Sunday, April 8, 2012

Almoço de Sexta-Feira Santa: Pirarucu com natas e Arroz de camarão seco.

Santas panelas borbulhantes, Batman: Couscouz Marroquino de novo!

Wednesday, February 15, 2012

Bolo Podre



Quando ouvi falar de Bolo Podre da primeira vez, tive a mesma sensação de estranheza que todas as pessoas têm ao escutarem esse nome. Coisa esquisita! Mas a comida no Norte é assim mesmo: cheia de requintes, tesouros e excentricidades. Tentei em vão pesquisar as origens do nome; acho que é porque ele é feito sem usar e não precisa ir à geladeira.

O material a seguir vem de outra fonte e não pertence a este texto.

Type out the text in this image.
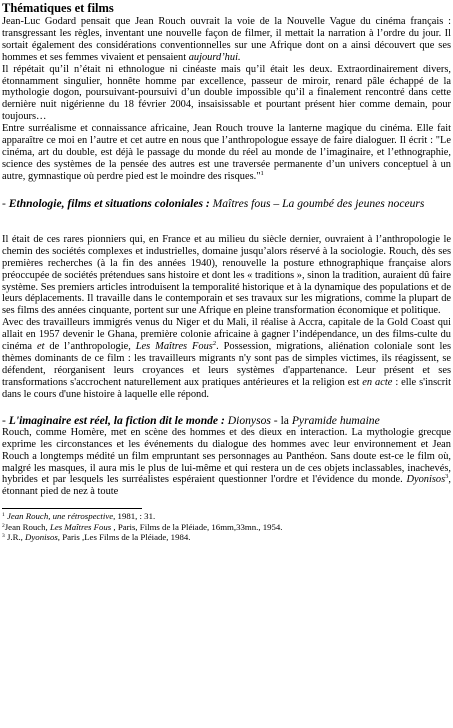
Thématiques et films

Jean-Luc Godard pensait que Jean Rouch ouvrait la voie de la Nouvelle Vague du cinéma français : transgressant les règles, inventant une nouvelle façon de filmer, il mettait la narration à l’ordre du jour. Il sortait également des considérations conventionnelles sur une Afrique dont on a ainsi découvert que ses hommes et ses femmes vivaient et pensaient aujourd’hui.

Il répétait qu’il n’était ni ethnologue ni cinéaste mais qu’il était les deux. Extraordinairement divers, étonnamment singulier, honnête homme par excellence, passeur de miroir, renard pâle échappé de la mythologie dogon, poursuivant-poursuivi d’un double impossible qu’il a finalement rencontré dans cette dernière nuit nigérienne du 18 février 2004, insaisissable et pourtant présent hier comme demain, pour toujours…

Entre surréalisme et connaissance africaine, Jean Rouch trouve la lanterne magique du cinéma. Elle fait apparaître ce moi en l’autre et cet autre en nous que l’anthropologue essaye de faire dialoguer. Il écrit : "Le cinéma, art du double, est déjà le passage du monde du réel au monde de l’imaginaire, et l’ethnographie, science des systèmes de la pensée des autres est une traversée permanente d’un univers conceptuel à un autre, gymnastique où perdre pied est le moindre des risques."$^1$

- Ethnologie, films et situations coloniales : Maîtres fous – La goumbé des jeunes noceurs

Il était de ces rares pionniers qui, en France et au milieu du siècle dernier, ouvraient à l’anthropologie le chemin des sociétés complexes et industrielles, domaine jusqu’alors réservé à la sociologie. Rouch, dès ses premières recherches (à la fin des années 1940), renouvelle la posture ethnographique française alors préoccupée de sociétés prétendues sans histoire et dont les « traditions », sinon la tradition, auraient dû faire système. Ses premiers articles introduisent la temporalité historique et à la dynamique des populations et de leurs déplacements. Il travaille dans le contemporain et ses travaux sur les migrations, comme la plupart de ses films des années cinquante, portent sur une Afrique en pleine transformation économique et politique.

Avec des travailleurs immigrés venus du Niger et du Mali, il réalise à Accra, capitale de la Gold Coast qui allait en 1957 devenir le Ghana, première colonie africaine à gagner l’indépendance, un des films-culte du cinéma et de l’anthropologie, Les Maîtres Fous$^2$. Possession, migrations, aliénation coloniale sont les thèmes dominants de ce film : les travailleurs migrants n'y sont pas de simples victimes, ils réagissent, se défendent, réorganisent leurs croyances et leurs systèmes d'appartenance. Leur présent et ses transformations s'accrochent naturellement aux pratiques antérieures et la religion est en acte : elle s'inscrit dans le cours d'une histoire à laquelle elle répond.

- L'imaginaire est réel, la fiction dit le monde : Dionysos - la Pyramide humaine

Rouch, comme Homère, met en scène des hommes et des dieux en interaction. La mythologie grecque exprime les circonstances et les événements du dialogue des hommes avec leur environnement et Jean Rouch a longtemps médité un film empruntant ses personnages au Panthéon. Sans doute est-ce le film où, malgré les masques, il aura mis le plus de lui-même et qui restera un de ces objets inclassables, inachevés, hybrides et par lesquels les surréalistes espéraient questionner l'ordre et l'évidence du monde. Dyonisos$^3$, étonnant pied de nez à toute

$^1$ Jean Rouch, une rétrospective, 1981, : 31.

$^2$Jean Rouch, Les Maîtres Fous , Paris, Films de la Pléiade, 16mm,33mn., 1954.

$^3$ J.R., Dyonisos, Paris ,Les Films de la Pléiade, 1984.
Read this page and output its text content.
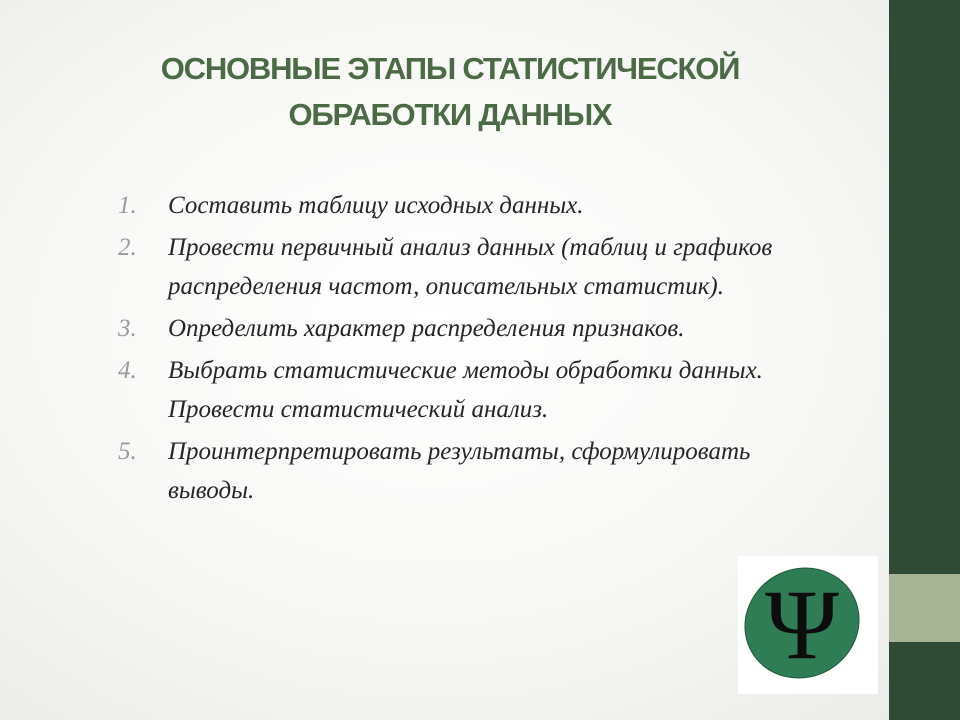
ОСНОВНЫЕ ЭТАПЫ СТАТИСТИЧЕСКОЙ
ОБРАБОТКИ ДАННЫХ
1.	Составить таблицу исходных данных.
2.	Провести первичный анализ данных (таблиц и графиков распределения частот, описательных статистик).
3.	Определить характер распределения признаков.
4.	Выбрать статистические методы обработки данных. Провести статистический анализ.
5.	Проинтерпретировать результаты, сформулировать выводы.
Ψ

Mas o que importa mesmo é o resultado: mais uma deliciosa iguaria feita com a versátil e rica tapioca. Então anote aí os ingredientes:

800g de tapioca de “bolinha”

1 litro de leite

2 latas de leite condensado

100g de queijo ralado bem fino, quase pó (parmesão ou queijo coalho)

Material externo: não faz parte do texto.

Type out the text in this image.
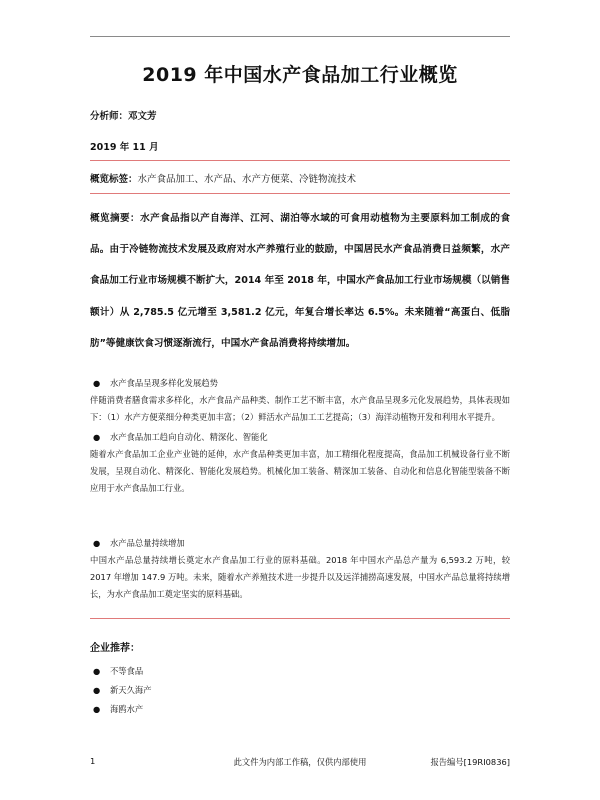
2019 年中国水产食品加工行业概览
分析师：邓文芳
2019 年 11 月
概览标签：水产食品加工、水产品、水产方便菜、冷链物流技术
概览摘要：水产食品指以产自海洋、江河、湖泊等水域的可食用动植物为主要原料加工制成的食品。由于冷链物流技术发展及政府对水产养殖行业的鼓励，中国居民水产食品消费日益频繁，水产食品加工行业市场规模不断扩大，2014 年至 2018 年，中国水产食品加工行业市场规模（以销售额计）从 2,785.5 亿元增至 3,581.2 亿元，年复合增长率达 6.5%。未来随着“高蛋白、低脂肪”等健康饮食习惯逐渐流行，中国水产食品消费将持续增加。
● 水产食品呈现多样化发展趋势
伴随消费者膳食需求多样化，水产食品产品种类、制作工艺不断丰富，水产食品呈现多元化发展趋势，具体表现如下：（1）水产方便菜细分种类更加丰富；（2）鲜活水产品加工工艺提高；（3）海洋动植物开发和利用水平提升。
● 水产食品加工趋向自动化、精深化、智能化
随着水产食品加工企业产业链的延伸，水产食品种类更加丰富，加工精细化程度提高，食品加工机械设备行业不断发展，呈现自动化、精深化、智能化发展趋势。机械化加工装备、精深加工装备、自动化和信息化智能型装备不断应用于水产食品加工行业。
● 水产品总量持续增加
中国水产品总量持续增长奠定水产食品加工行业的原料基础。2018 年中国水产品总产量为 6,593.2 万吨，较 2017 年增加 147.9 万吨。未来，随着水产养殖技术进一步提升以及远洋捕捞高速发展，中国水产品总量将持续增长，为水产食品加工奠定坚实的原料基础。
企业推荐：
● 不等食品
● 新天久海产
● 海鸥水产
1	此文件为内部工作稿，仅供内部使用	报告编号[19RI0836]
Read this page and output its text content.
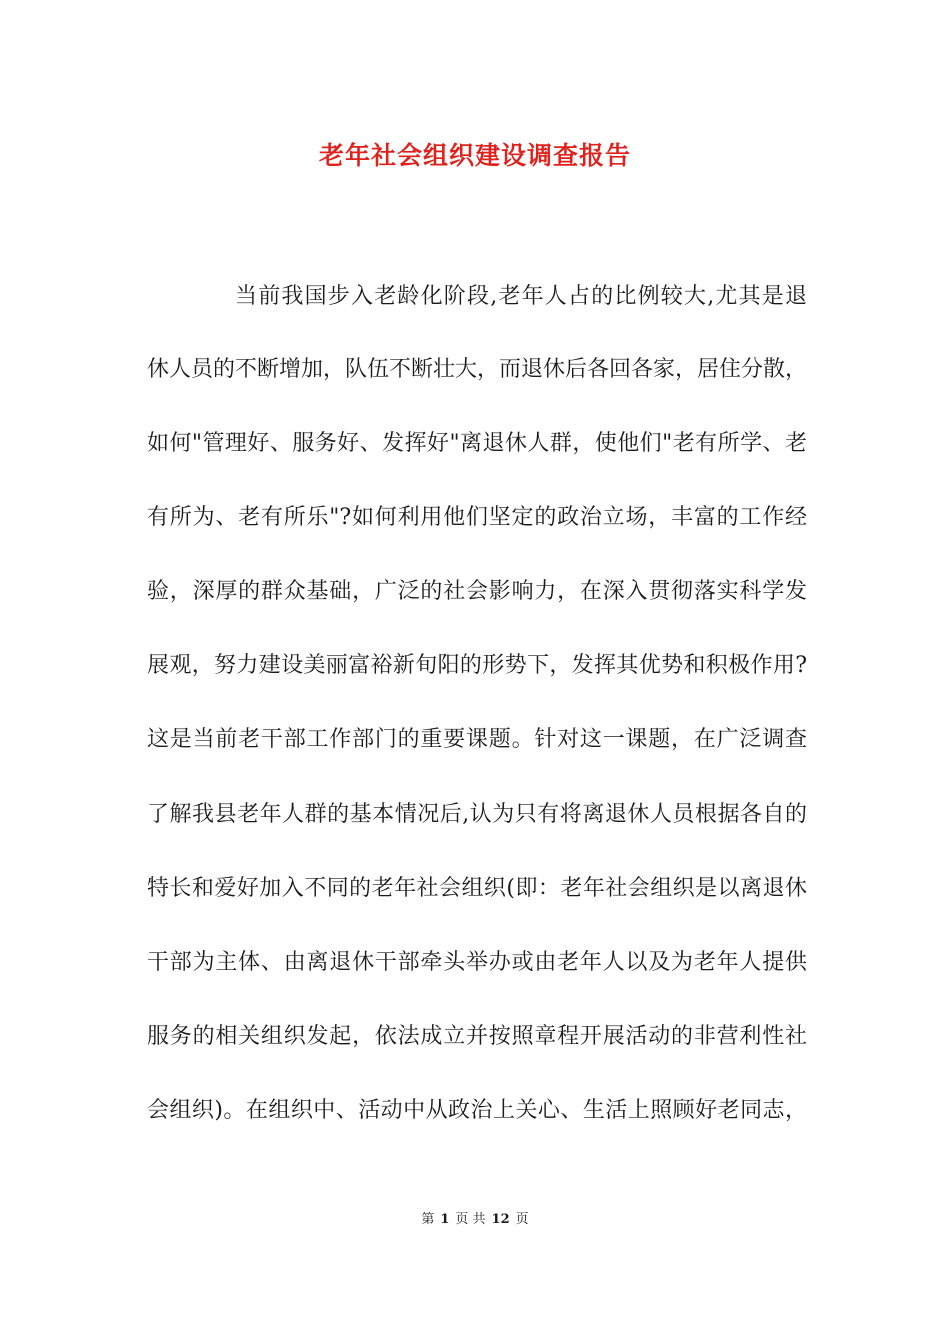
老年社会组织建设调查报告

当前我国步入老龄化阶段,老年人占的比例较大,尤其是退

休人员的不断增加，队伍不断壮大，而退休后各回各家，居住分散，

如何"管理好、服务好、发挥好"离退休人群，使他们"老有所学、老

有所为、老有所乐"?如何利用他们坚定的政治立场，丰富的工作经

验，深厚的群众基础，广泛的社会影响力，在深入贯彻落实科学发

展观，努力建设美丽富裕新旬阳的形势下，发挥其优势和积极作用?

这是当前老干部工作部门的重要课题。针对这一课题，在广泛调查

了解我县老年人群的基本情况后,认为只有将离退休人员根据各自的

特长和爱好加入不同的老年社会组织(即：老年社会组织是以离退休

干部为主体、由离退休干部牵头举办或由老年人以及为老年人提供

服务的相关组织发起，依法成立并按照章程开展活动的非营利性社

会组织)。在组织中、活动中从政治上关心、生活上照顾好老同志，

第 1 页 共 12 页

½ xícara de manteiga de garrafa

1 garrafa de leite de coco

500g de coco ralado fresco

½ copo de pinga

Numa vasilha, misture bem todos os ingredientes, deixando de fora apenas 1 lata de leite condensado e metade do coco ralado. Mexa bem com uma colher de pau e despeje numa forma de buraco no meio. Pode ser deixado fora da geladeira, o que faz com que o bolo fique mais macio, embora ele fique muito gostoso gelado. Após 3 a 4 horas, se ele já estiver com aspecto consistente, desenforme e cubra com uma lata de leite condensado e jogue o coco ralado por cima. Uma variação possível é cobrir com uma calda de açúcar ou de melado de cana.

Pronto! Agora é só comer. Ele também pode ser feito em bolinhas, servido como docinho de festa e pode ser cortado em pedaços e embrulhados em papel alumínio, como aqueles “bolos gelados” da década de oitenta.


Maniçoba de Iemanjá



“Eu preferia quando você era mais francês” – um amigo tem dito repetidas vezes quando proclamo o cardápio dos almoços de domingo, saudoso das quiches, salmões, steaks ao poivre, trufas e croque monsieur. Continuo amando tudo isso, mas é fato que a índia que me enfeitiçou na Amazônia ainda não me libertou da sua magia.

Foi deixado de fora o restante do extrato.